In this case, the null hypothesis would be that ESP does not exist. Refusing to give that hypothesis weight makes no sense, these experts say; if ESP exists, why aren’t people getting rich by reliably predicting the movement of the stock market or the outcome of football games?
Instead, these statisticians prefer a technique called Bayesian analysis
This is probably no surprise to the statisticians who said that Bayesian analysis should have been used instead.
So far, at least three efforts to replicate the experiments have failed.
Many young scientists would say today that such a position as you suggest is based too much in a mechanical vision of the world and does not hold up when reduced to what QP indicates.
That Pesky Second Link
Q: Does this mean I don’t have to believe in climate change?

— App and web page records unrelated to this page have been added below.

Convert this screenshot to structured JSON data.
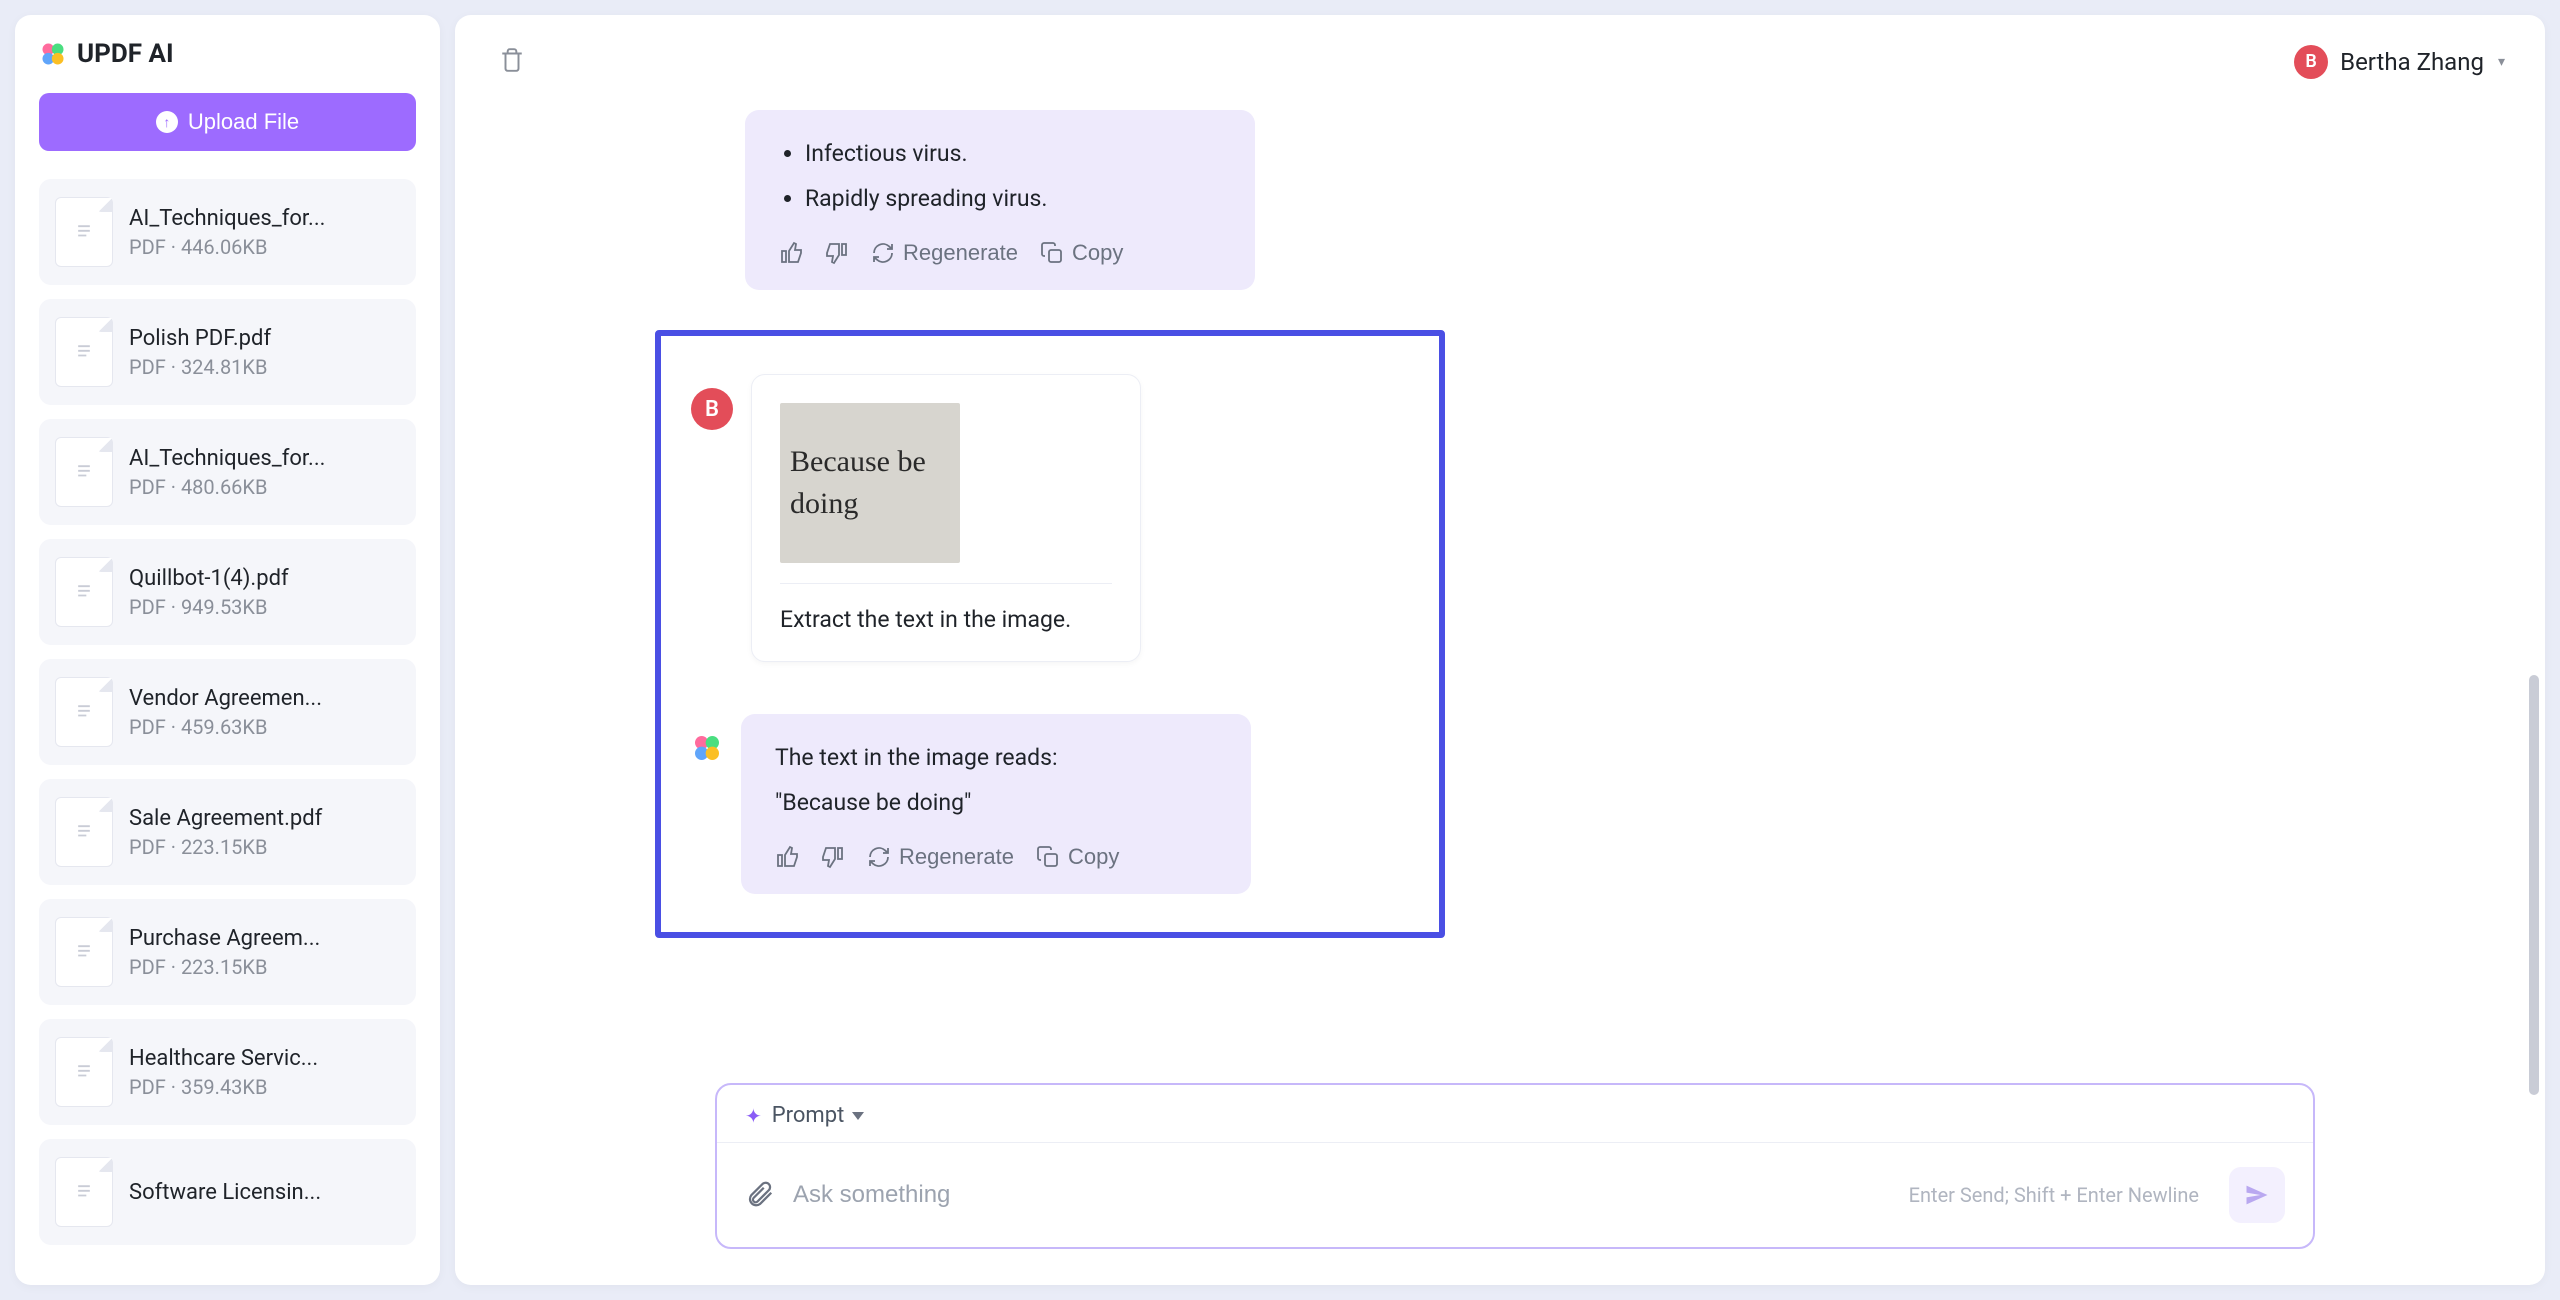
{
  "app": {
    "title": "UPDF AI"
  },
  "upload_button": "Upload File",
  "user": {
    "name": "Bertha Zhang",
    "initial": "B"
  },
  "files": [
    {
      "name": "AI_Techniques_for...",
      "meta": "PDF · 446.06KB"
    },
    {
      "name": "Polish PDF.pdf",
      "meta": "PDF · 324.81KB"
    },
    {
      "name": "AI_Techniques_for...",
      "meta": "PDF · 480.66KB"
    },
    {
      "name": "Quillbot-1(4).pdf",
      "meta": "PDF · 949.53KB"
    },
    {
      "name": "Vendor Agreemen...",
      "meta": "PDF · 459.63KB"
    },
    {
      "name": "Sale Agreement.pdf",
      "meta": "PDF · 223.15KB"
    },
    {
      "name": "Purchase Agreem...",
      "meta": "PDF · 223.15KB"
    },
    {
      "name": "Healthcare Servic...",
      "meta": "PDF · 359.43KB"
    },
    {
      "name": "Software Licensin...",
      "meta": ""
    }
  ],
  "prev_ai": {
    "bullets": [
      "Infectious virus.",
      "Rapidly spreading virus."
    ]
  },
  "user_msg": {
    "image_text": "Because be doing",
    "prompt": "Extract the text in the image."
  },
  "ai_msg": {
    "line1": "The text in the image reads:",
    "line2": "\"Because be doing\""
  },
  "actions": {
    "regenerate": "Regenerate",
    "copy": "Copy"
  },
  "prompt_bar": {
    "label": "Prompt",
    "placeholder": "Ask something",
    "hint": "Enter Send; Shift + Enter Newline"
  }
}
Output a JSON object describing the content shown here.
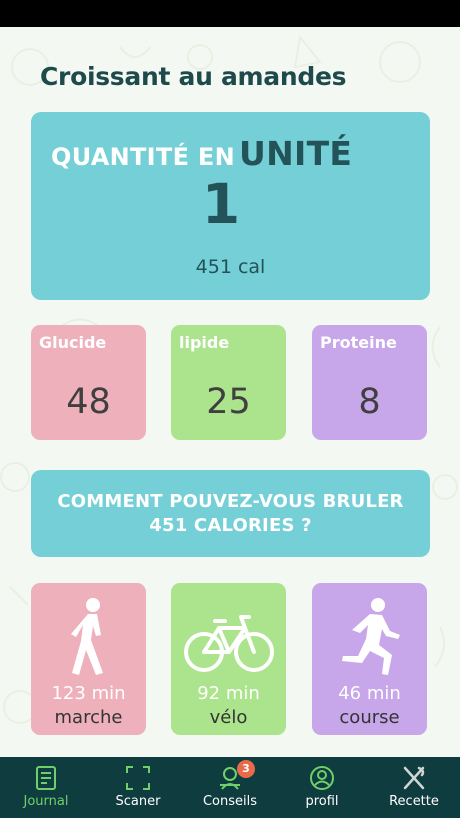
{
  "header": {
    "title": "Croissant au amandes"
  },
  "quantity": {
    "label_prefix": "QUANTITÉ EN",
    "label_unit": "UNITÉ",
    "value": "1",
    "calories": "451 cal"
  },
  "macros": [
    {
      "label": "Glucide",
      "value": "48",
      "color": "#eeb1bc"
    },
    {
      "label": "lipide",
      "value": "25",
      "color": "#abe48c"
    },
    {
      "label": "Proteine",
      "value": "8",
      "color": "#c7a7ea"
    }
  ],
  "burn": {
    "question": "COMMENT POUVEZ-VOUS BRULER 451 CALORIES ?"
  },
  "activities": [
    {
      "icon": "walking-icon",
      "minutes": "123 min",
      "name": "marche",
      "color": "#eeb1bc"
    },
    {
      "icon": "bicycle-icon",
      "minutes": "92 min",
      "name": "vélo",
      "color": "#abe48c"
    },
    {
      "icon": "running-icon",
      "minutes": "46 min",
      "name": "course",
      "color": "#c7a7ea"
    }
  ],
  "tabbar": {
    "accent": "#6fd06a",
    "background": "#0f3d3f",
    "tabs": [
      {
        "label": "Journal",
        "icon": "journal-icon",
        "active": true
      },
      {
        "label": "Scaner",
        "icon": "scan-icon",
        "active": false
      },
      {
        "label": "Conseils",
        "icon": "advice-icon",
        "active": false,
        "badge": "3"
      },
      {
        "label": "profil",
        "icon": "profile-icon",
        "active": false
      },
      {
        "label": "Recette",
        "icon": "utensils-icon",
        "active": false
      }
    ]
  }
}
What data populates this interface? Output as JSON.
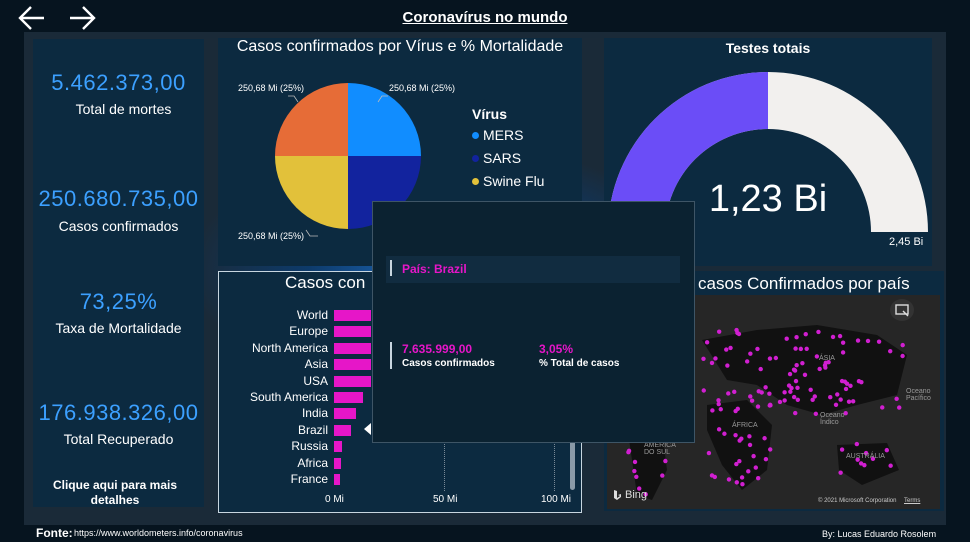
{
  "header": {
    "title": "Coronavírus no mundo",
    "back_icon": "arrow-left-icon",
    "forward_icon": "arrow-right-icon"
  },
  "kpis": [
    {
      "value": "5.462.373,00",
      "label": "Total de mortes"
    },
    {
      "value": "250.680.735,00",
      "label": "Casos confirmados"
    },
    {
      "value": "73,25%",
      "label": "Taxa de Mortalidade"
    },
    {
      "value": "176.938.326,00",
      "label": "Total Recuperado"
    }
  ],
  "details_link": "Clique aqui para mais detalhes",
  "pie_chart": {
    "title": "Casos confirmados por Vírus e % Mortalidade",
    "slice_label": "250,68 Mi (25%)",
    "legend_title": "Vírus",
    "legend": [
      {
        "name": "MERS",
        "color": "#118dff"
      },
      {
        "name": "SARS",
        "color": "#12239e"
      },
      {
        "name": "Swine Flu",
        "color": "#e2c13a"
      }
    ],
    "slice_colors": [
      "#118dff",
      "#12239e",
      "#e2c13a",
      "#e66c37"
    ]
  },
  "gauge": {
    "title": "Testes totais",
    "value": "1,23 Bi",
    "max": "2,45 Bi",
    "fill_fraction": 0.5,
    "fill_color": "#6b4df7",
    "track_color": "#f2f0ee"
  },
  "bar_chart": {
    "title": "Casos con",
    "ticks": [
      "0 Mi",
      "50 Mi",
      "100 Mi"
    ]
  },
  "chart_data": {
    "type": "bar",
    "orientation": "horizontal",
    "categories": [
      "World",
      "Europe",
      "North America",
      "Asia",
      "USA",
      "South America",
      "India",
      "Brazil",
      "Russia",
      "Africa",
      "France"
    ],
    "values": [
      17,
      17,
      17,
      17,
      17,
      13,
      10,
      7.6,
      3.5,
      3,
      2.5
    ],
    "xlim": [
      0,
      100
    ],
    "xlabel": "",
    "ylabel": "",
    "color": "#e616c8"
  },
  "map": {
    "title": "casos Confirmados por país",
    "labels": {
      "asia": "ÁSIA",
      "oceano1": "Oceano",
      "oceano2": "Índico",
      "oceano3": "Pacífico",
      "africa": "ÁFRICA",
      "am1": "AMÉRICA",
      "am2": "DO SUL",
      "aus": "AUSTRÁLIA"
    },
    "bing": "Bing",
    "copyright": "© 2021 Microsoft Corporation",
    "terms": "Terms",
    "focus_icon": "focus-mode-icon"
  },
  "tooltip": {
    "country": "País: Brazil",
    "cases_value": "7.635.999,00",
    "cases_label": "Casos confirmados",
    "pct_value": "3,05%",
    "pct_label": "% Total de casos"
  },
  "footer": {
    "fonte": "Fonte:",
    "url": "https://www.worldometers.info/coronavirus",
    "author": "By: Lucas Eduardo Rosolem"
  }
}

A: I’m afraid not. One of the sad ironies of scientific denialism is that we tend to be skeptical of precisely the wrong kind of scientific claims. In poll after poll, Americans have dismissed two of the most robust and widely tested theories of modern science: evolution by natural selection and climate change. These are theories that have been verified in thousands of different ways by thousands of different scientists working in many different fields... Instead of wasting public debate on creationism or the rhetoric of Senator Inhofe, I wish we’d spend more time considering the value of spinal fusion surgery, or second generation antipsychotics, or the verity of the latest gene association study.
People continue to see the inherent flaws in a revolving door system that uses it's own 'peers' for review, themselves in many cases who are beholden to the very system of profit and career over scientific accuracy.
How can any system who's primary goal is to generate profit as a business first and foremost...
...and installs it's own gatekeepers, ever become unbiased and objective?